Ледяхин для вежливости поерзал на стуле какое-то время, потом встал и направился к двери. На выходе Кручинин его неожиданно окликнул.
— Товарищ Ледяхин!
— Да? — обернулся тот.
— Насчет «людоедского государства»… я бы хотел вам кое-что напомнить.
— Что же? — удивленно вскинул брови тот.
— Помните, как в семьдесят седьмом году вам доверили создать литературный журнал?
Ледяхин прищурился и выдержал небольшую паузу.
— Ну допустим.
— И вы, конечно, помните, что собрали талантливых людей, журналистов, художников, которые бросили ради вас свои прежние места работы, некоторые бросили очень даже хлебные места. А через шесть месяцев вы, вместо того чтобы заниматься журналом, принялись давать какие-то интервью западным «голосам», подписывать письма, куда-то ходить, протестовать. Что мы вам тогда сказали?
— Сидите тихо, а то закроем журнал.
— Именно. А что вам говорили ваши коллеги, сотрудники?
Ледяхин сжал зубы и процедил:
— Примерно то же самое.
— Примерно, да не совсем, — усмехнулся майор. — Они говорили вам, что журнал и будет вашим рупором свободы. Что именно через него вы будете пытаться донести до простого советского человека творчество талантливых людей. Что этим журналом вы сделаете гораздо больше, чем своей непримиримой борьбой с властью. Но главное, они умоляли вас не становиться на путь диссидентства, когда они ради вас — многие, кстати, с семьями — рискнули войти в штат еще не существующего журнала. И как же вы с ними поступили?
— Не валите с больной головы на здоровую, — разозлился Ледяхин. — Вы прекрасно знаете, что поддаваться такому бандитскому шантажу со стороны государства — не всегда самый лучший выход. О понятиях типа честности, гордости, порядочности и прочее я молчу. Вашему пониманию они недоступны.
— Может быть. И все-таки вы не ответили на вопрос. Как вы поступили?
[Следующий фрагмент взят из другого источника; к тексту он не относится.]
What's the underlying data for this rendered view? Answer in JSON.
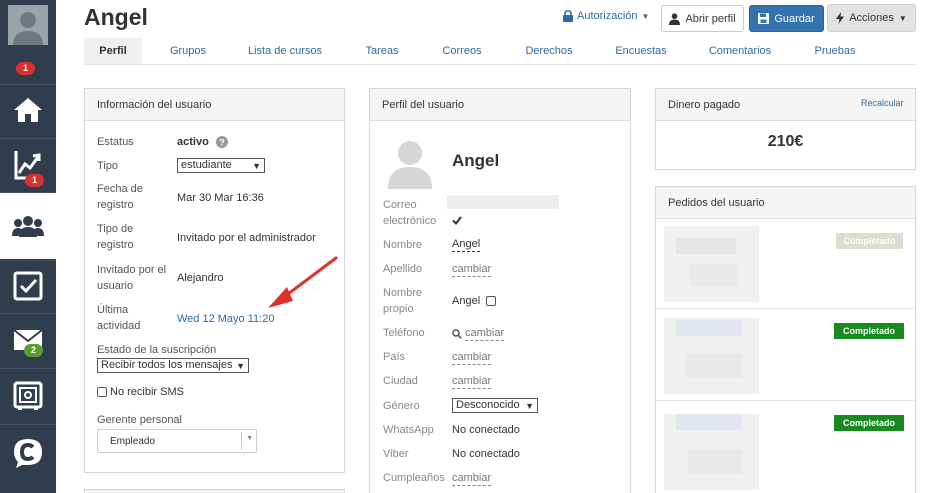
{
  "rail": {
    "badges": [
      "1",
      "1",
      "2"
    ],
    "icons": [
      "avatar-icon",
      "home-icon",
      "stats-icon",
      "users-icon",
      "tasks-icon",
      "mail-icon",
      "safe-icon",
      "chat-icon"
    ]
  },
  "header": {
    "title": "Angel",
    "authorization_label": "Autorización",
    "open_profile_label": "Abrir perfil",
    "save_label": "Guardar",
    "actions_label": "Acciones"
  },
  "tabs": [
    "Perfil",
    "Grupos",
    "Lista de cursos",
    "Tareas",
    "Correos",
    "Derechos",
    "Encuestas",
    "Comentarios",
    "Pruebas"
  ],
  "user_info": {
    "title": "Información del usuario",
    "status_label": "Estatus",
    "status_value": "activo",
    "type_label": "Tipo",
    "type_value": "estudiante",
    "reg_date_label": "Fecha de registro",
    "reg_date_value": "Mar 30 Mar 16:36",
    "reg_type_label": "Tipo de registro",
    "reg_type_value": "Invitado por el administrador",
    "invited_by_label": "Invitado por el usuario",
    "invited_by_value": "Alejandro",
    "last_activity_label": "Última actividad",
    "last_activity_value": "Wed 12 Mayo 11:20",
    "subscription_label": "Estado de la suscripción",
    "subscription_value": "Recibir todos los mensajes",
    "no_sms_label": "No recibir SMS",
    "manager_label": "Gerente personal",
    "manager_value": "Empleado"
  },
  "user_profile": {
    "title": "Perfil del usuario",
    "name": "Angel",
    "email_label": "Correo electrónico",
    "first_name_label": "Nombre",
    "first_name_value": "Angel",
    "last_name_label": "Apellido",
    "change_label": "cambiar",
    "own_name_label": "Nombre propio",
    "own_name_value": "Angel",
    "phone_label": "Teléfono",
    "country_label": "País",
    "city_label": "Ciudad",
    "gender_label": "Género",
    "gender_value": "Desconocido",
    "whatsapp_label": "WhatsApp",
    "whatsapp_value": "No conectado",
    "viber_label": "Viber",
    "viber_value": "No conectado",
    "birthday_label": "Cumpleaños"
  },
  "money": {
    "title": "Dinero pagado",
    "recalc_label": "Recalcular",
    "amount": "210€"
  },
  "orders": {
    "title": "Pedidos del usuario",
    "statuses": [
      "Completado",
      "Completado",
      "Completado"
    ]
  },
  "colors": {
    "rail_bg": "#2f3d4c",
    "link": "#2f6aa5",
    "primary": "#3572b0",
    "badge_red": "#d9322e",
    "badge_green": "#5f9c2f",
    "status_green": "#188a22",
    "arrow_red": "#e0302a"
  }
}
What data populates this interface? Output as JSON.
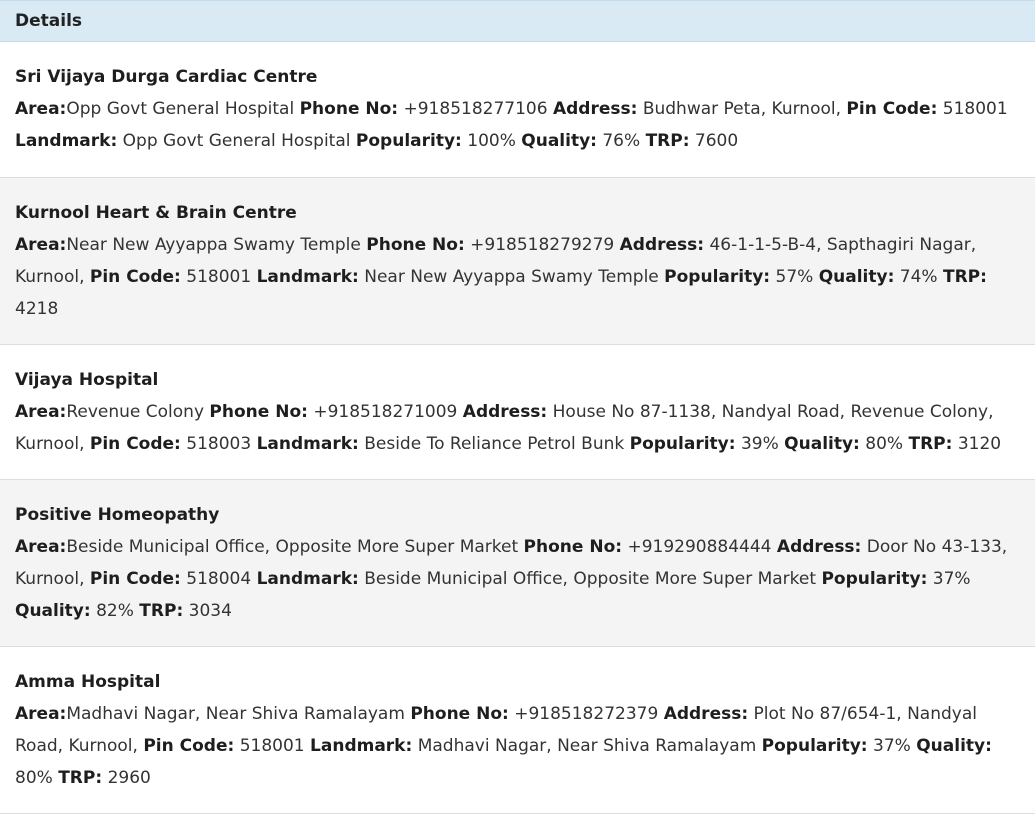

— Вы знаете как. Рассказал об этом шантаже журналисту с «Радио Свобода».
— И?
— Что «и»? Журнал закрыли.
— Точно, — кивнул майор. — Вы оставили без работы тридцать шесть человек.
— Я?! — изумился Ледяхин.
— Ну а кто? Я, что ли? Это у вас была трехкомнатная квартира в центре Москвы, это у вас первой женой была любимая и единственная дочка председателя горкома Герасименко, помогавшая вам даже после развода материально. Это у вас был стабильный заработок в институте искусствознания. Нет, я понимаю, вы тоже рисковали, но тогда… тогда у разогнанных сотрудников журнала не было и половины того, что было у вас. Художник Макеев, ушедший из Детгиза ради вас, спился через полгода. Писатель Курякин, чей роман должен был быть опубликован в журнале, был вынужден передать роман за рубеж, в итоге эмигрировал…
— Иезуитская логика, — перебил Кручинина Ледяхин. — Вы поставили всех их в условия запретов и всего этого советского рабства, а теперь обвиняете меня!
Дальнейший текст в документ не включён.